I also know that in the Soul of the World I loved him, and because the Soul of the World exists concurrently in all times, I love him and will always love him. In the physical world? Well, I am truly thankful for those twenty hours of communion and hope that we meet again. Further, I hope that we maintain and nourish a friendship because of what we've shared. (Notice the choice of words, "I hope..." not, "I expect..." or "I need..." or even "I want..." but hope, simply a good wish for the future, not something one hangs the future of one's happiness on.)

As I look at this true love, I become more aware of others. My best friend is also a true love. Just because we don't want to mate doesn't make it any less true. I would give anything and everything I have without hesitation if it would help him in anyway, and he for me. When I think of him it always begins with warmth in the bottom of my heart that quickly moves a smile onto my face and a softness to my eyes and a gladness that reaches all the way down to my toes. The last few years haven't been good years for him, but that does not and will not change my love. If anything, it becomes stronger because in those times I can perhaps give more to him than I could in other times.

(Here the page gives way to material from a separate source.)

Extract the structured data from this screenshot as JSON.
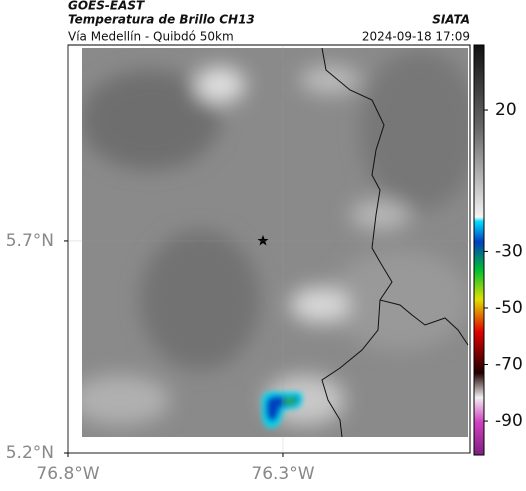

Finally, I think of all of the little moments of true love. I define true love as agape, or unconditional love that fills our hearts and beings. I remember watching a young girl dancing in the waves, a father and son fly a really cool kite on a perfect afternoon, an old woman with eyes that sparkle as she tells me of her wild youth. In all of these moments I was filled with love and happiness, yet I did not expect things of them. I didn't ask for commitments or favors.

True love asks nothing. It simply "is".